Wie ist die Lage in Japan?

Am 11. März 2011 wird Japan erschüttert von einem Erdbeben der Stärke 9,0. In der Folge verwüstet eine bis zu 38 Meter hohe Tsunami-Welle ganze Landstriche, reißt über 20 000 Menschen in den Tod und es kommt zum GAU im Atomkraftwerk Fukushima. WiM sprach mit Marcus Schürmann, Stv. Delegierter der deutschen Wirtschaft in Japan, über die Folgen der Katastrophe.

Herr Schürmann, wie haben Sie den 11. März erlebt?

Der 11. März, viertel vor drei, war ein einschneidendes Erlebnis. Die Uhren sind in der Tat stehen geblieben, die Erde hat sehr schwer gewackelt. In Tokio war die Erdbebenstärke auch noch auf Magnitude Richterskala sieben.

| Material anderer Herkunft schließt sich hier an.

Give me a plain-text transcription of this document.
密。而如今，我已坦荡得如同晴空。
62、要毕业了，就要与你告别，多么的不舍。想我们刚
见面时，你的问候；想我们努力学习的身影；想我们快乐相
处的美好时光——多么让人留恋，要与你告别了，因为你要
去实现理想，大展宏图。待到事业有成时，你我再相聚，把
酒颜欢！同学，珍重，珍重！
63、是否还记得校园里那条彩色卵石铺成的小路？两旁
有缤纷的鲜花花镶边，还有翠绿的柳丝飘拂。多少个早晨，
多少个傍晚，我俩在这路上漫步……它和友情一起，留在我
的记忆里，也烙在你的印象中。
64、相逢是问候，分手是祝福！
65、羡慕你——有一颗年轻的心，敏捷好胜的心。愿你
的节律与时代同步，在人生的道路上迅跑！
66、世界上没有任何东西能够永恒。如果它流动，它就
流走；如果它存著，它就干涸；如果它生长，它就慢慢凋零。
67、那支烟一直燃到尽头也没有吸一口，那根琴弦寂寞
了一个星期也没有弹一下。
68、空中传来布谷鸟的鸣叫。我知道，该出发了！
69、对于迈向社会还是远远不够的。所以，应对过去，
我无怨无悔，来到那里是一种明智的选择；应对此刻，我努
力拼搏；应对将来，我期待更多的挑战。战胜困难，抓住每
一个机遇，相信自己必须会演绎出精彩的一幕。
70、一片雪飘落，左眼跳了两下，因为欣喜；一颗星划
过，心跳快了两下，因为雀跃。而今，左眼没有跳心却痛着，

Natürlich waren wir zuerst mit der Sicherheit unseres Büros und der Mitarbeiter beschäftigt und konnten erst im Laufe der Folgestunden verstehen, was in Nordjapan in der Region Tohoku passiert ist.

Was konnten Sie konkret in den Wochen und Tagen danach tun?

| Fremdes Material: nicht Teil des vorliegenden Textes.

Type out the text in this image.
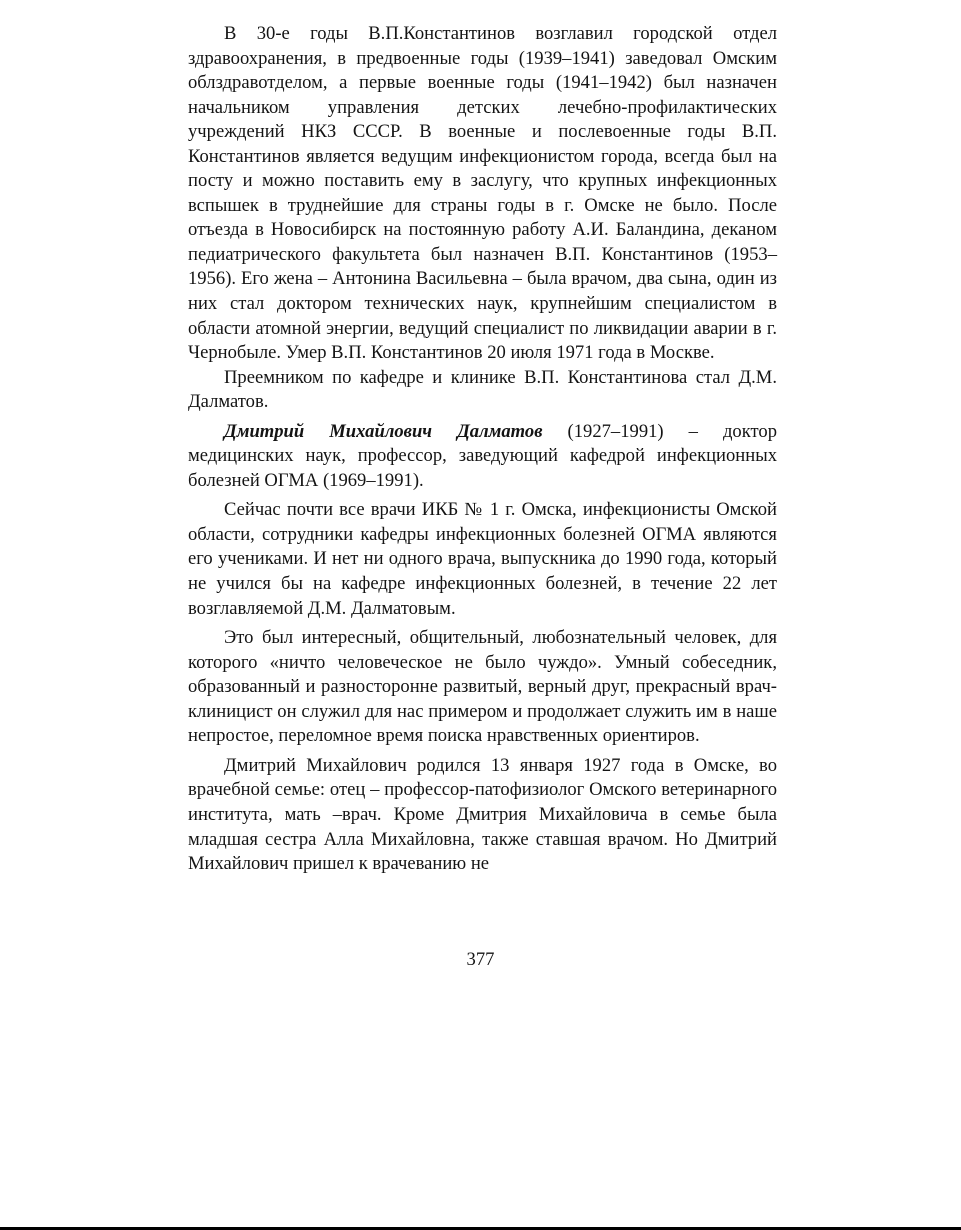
В 30-е годы В.П.Константинов возглавил городской отдел здравоохранения, в предвоенные годы (1939–1941) заведовал Омским облздравотделом, а первые военные годы (1941–1942) был назначен начальником управления детских лечебно-профилактических учреждений НКЗ СССР. В военные и послевоенные годы В.П. Константинов является ведущим инфекционистом города, всегда был на посту и можно поставить ему в заслугу, что крупных инфекционных вспышек в труднейшие для страны годы в г. Омске не было. После отъезда в Новосибирск на постоянную работу А.И. Баландина, деканом педиатрического факультета был назначен В.П. Константинов (1953–1956). Его жена – Антонина Васильевна – была врачом, два сына, один из них стал доктором технических наук, крупнейшим специалистом в области атомной энергии, ведущий специалист по ликвидации аварии в г. Чернобыле. Умер В.П. Константинов 20 июля 1971 года в Москве.

Преемником по кафедре и клинике В.П. Константинова стал Д.М. Далматов.

Дмитрий Михайлович Далматов (1927–1991) – доктор медицинских наук, профессор, заведующий кафедрой инфекционных болезней ОГМА (1969–1991).

Сейчас почти все врачи ИКБ № 1 г. Омска, инфекционисты Омской области, сотрудники кафедры инфекционных болезней ОГМА являются его учениками. И нет ни одного врача, выпускника до 1990 года, который не учился бы на кафедре инфекционных болезней, в течение 22 лет возглавляемой Д.М. Далматовым.

Это был интересный, общительный, любознательный человек, для которого «ничто человеческое не было чуждо». Умный собеседник, образованный и разносторонне развитый, верный друг, прекрасный врач-клиницист он служил для нас примером и продолжает служить им в наше непростое, переломное время поиска нравственных ориентиров.

Дмитрий Михайлович родился 13 января 1927 года в Омске, во врачебной семье: отец – профессор-патофизиолог Омского ветеринарного института, мать –врач. Кроме Дмитрия Михайловича в семье была младшая сестра Алла Михайловна, также ставшая врачом. Но Дмитрий Михайлович пришел к врачеванию не

377
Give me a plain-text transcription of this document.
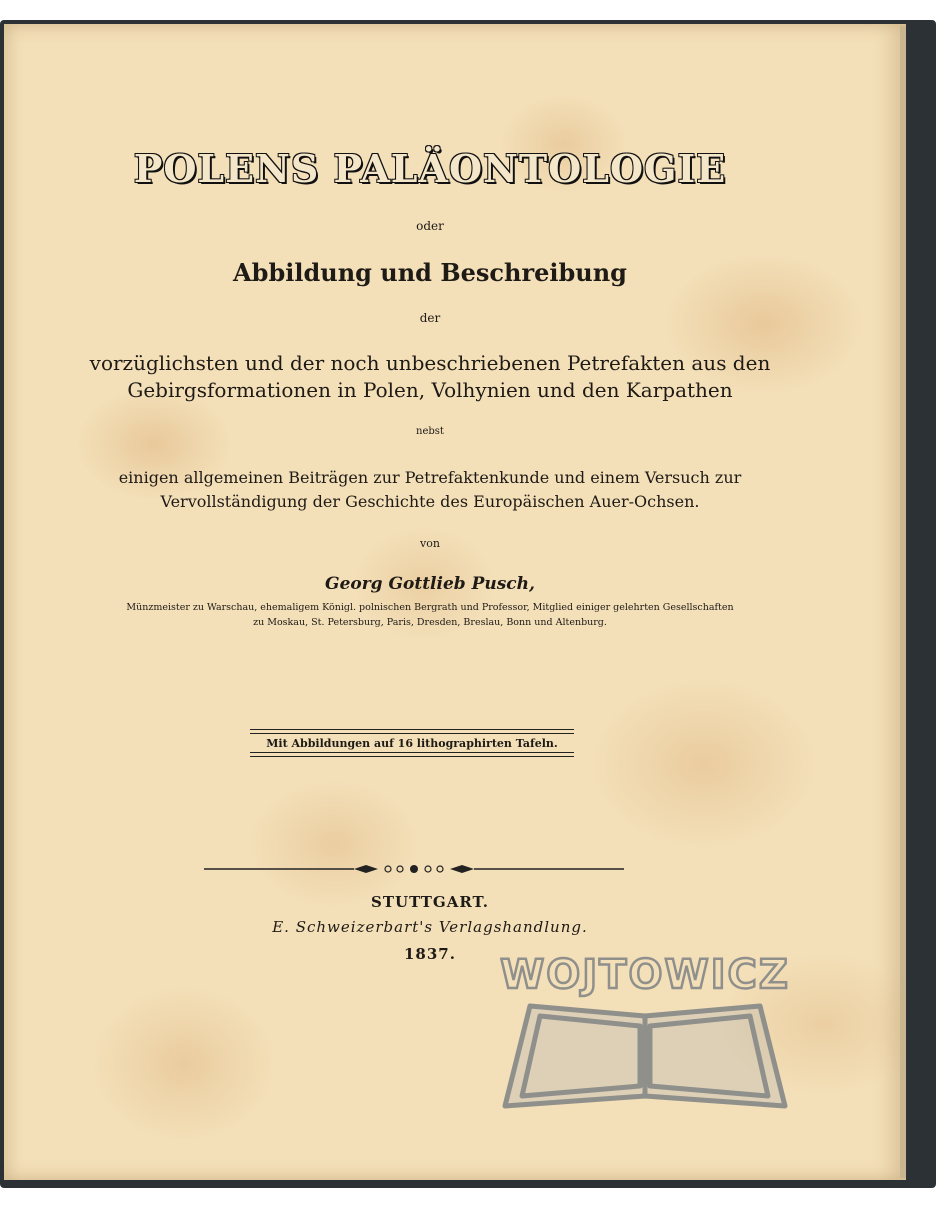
POLENS PALÄONTOLOGIE

oder

Abbildung und Beschreibung

der

vorzüglichsten und der noch unbeschriebenen Petrefakten aus den
Gebirgsformationen in Polen, Volhynien und den Karpathen

nebst

einigen allgemeinen Beiträgen zur Petrefaktenkunde und einem Versuch zur
Vervollständigung der Geschichte des Europäischen Auer-Ochsen.

von

Georg Gottlieb Pusch,

Münzmeister zu Warschau, ehemaligem Königl. polnischen Bergrath und Professor, Mitglied einiger gelehrten Gesellschaften
zu Moskau, St. Petersburg, Paris, Dresden, Breslau, Bonn und Altenburg.
Mit Abbildungen auf 16 lithographirten Tafeln.

STUTTGART.

E. Schweizerbart's Verlagshandlung.

1837.	WOJTOWICZ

Die Arbeit der Kammer ist im Grunde von der normalen Arbeit umgestellt worden auf ein Informationsmatching. Wir waren wirklich an der Nahtstelle und haben Informationen zur Situation der deutschen Wirtschaft in Japan zusammengestellt, sie aufbereitet und wieder Unternehmen, Medien und vielen Stellen in Deutschland zugänglich gemacht. Viele deutsche Unternehmen in Japan (rund 500) wollten sich an unabhängigen Quellen orientieren. Unsere Rolle war auch wichtig für die Informationsverbreitung und Versachlichung von Informationen in Richtung Deutschland.

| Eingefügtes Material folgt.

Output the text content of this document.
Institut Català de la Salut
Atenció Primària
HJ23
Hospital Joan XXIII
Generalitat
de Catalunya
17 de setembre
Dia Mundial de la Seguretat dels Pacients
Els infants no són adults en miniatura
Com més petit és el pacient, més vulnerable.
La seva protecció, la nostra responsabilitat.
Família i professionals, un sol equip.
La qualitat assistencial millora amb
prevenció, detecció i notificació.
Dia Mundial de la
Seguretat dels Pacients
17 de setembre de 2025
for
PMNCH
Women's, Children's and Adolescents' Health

Wie stellt sich die Lage aktuell dar?

Bezogen auf die Lage im Atomkraftwerk in Fukushima ist die Situation nach wie vor relativ komplex. Die Arbeiten zur Stabilisierung der Situation machen Fortschritte. Man muss aber ganz deutlich sagen: Von einer echten Sicherheit im Umkreis des AKW ist noch nicht zu sprechen. Allerdings mit Blick auf Tokio und den Industriegürtel zwischen Tokio und Osaka, der ja für die deutsche Wirtschaft von großer Bedeutung ist, sind die radiologischen Messwerte für Luft und Wasser stabil und liegen auf einem Level vergleichbar mit Deutschland. Insofern gibt es auch vom Auswärtigen Amt nur noch eine Teil-Reisewarnung.

Auch die Produktsicherheit ist soweit im Griff. Wenn deutsche Unternehmen in Japan einkaufen, wissen sie nun, wie sie sich gegenüber ihren japanischen Partnern verhalten sollen oder wie sie sich in den Lieferverträgen einigen können. Ein wichtiger Aspekt ist auch die Logistik: Wenn Waren von Japan nach Deutschland transportiert werden, gibt es eine Reihe von funktionierenden Richtlinien und Regelungen zur Messung von Radioaktivität bei Containern und Schiffen. Ein dritter Punkt ist der Bereich der Lebensmittel – wobei der Lebensmittelexport von Japan nach Deutschland mengenmäßig nicht wirklich relevant ist.

Vor welchen Herausforderungen steht Japan jetzt?

Die großen Herausforderungen sind Schadensbeseitigung und Wiederaufbau. Die betroffene Region ist eine wirtschaftlich überschaubare Region, die nur knapp vier
Prozent des japanischen Bruttoinlandproduktes ausmacht. Dort sind über 25 Millionen Tonnen Schrott und Schutt entstanden, die aufgeräumt und beseitigt werden müssen. Gleichzeitig muss auch die „Lifeline“ wiederhergestellt werden – d.h. die wesentliche Infrastruktur wie Strom und Wasser, Straßen, der „Shinkansen“ (der Hochgeschwindigkeitszug in Japan), Flughäfen, usw.. Das ist alles soweit auf einem guten Weg. Eine besondere Herausforderung scheint mir jedoch der Bereich Energieversorgung zu sein, insbesondere Energieengpässe, die dann möglicherweise auch zu Produktionsstopps führen können.

Was bedeutet das Ganze für deutsche Unternehmen?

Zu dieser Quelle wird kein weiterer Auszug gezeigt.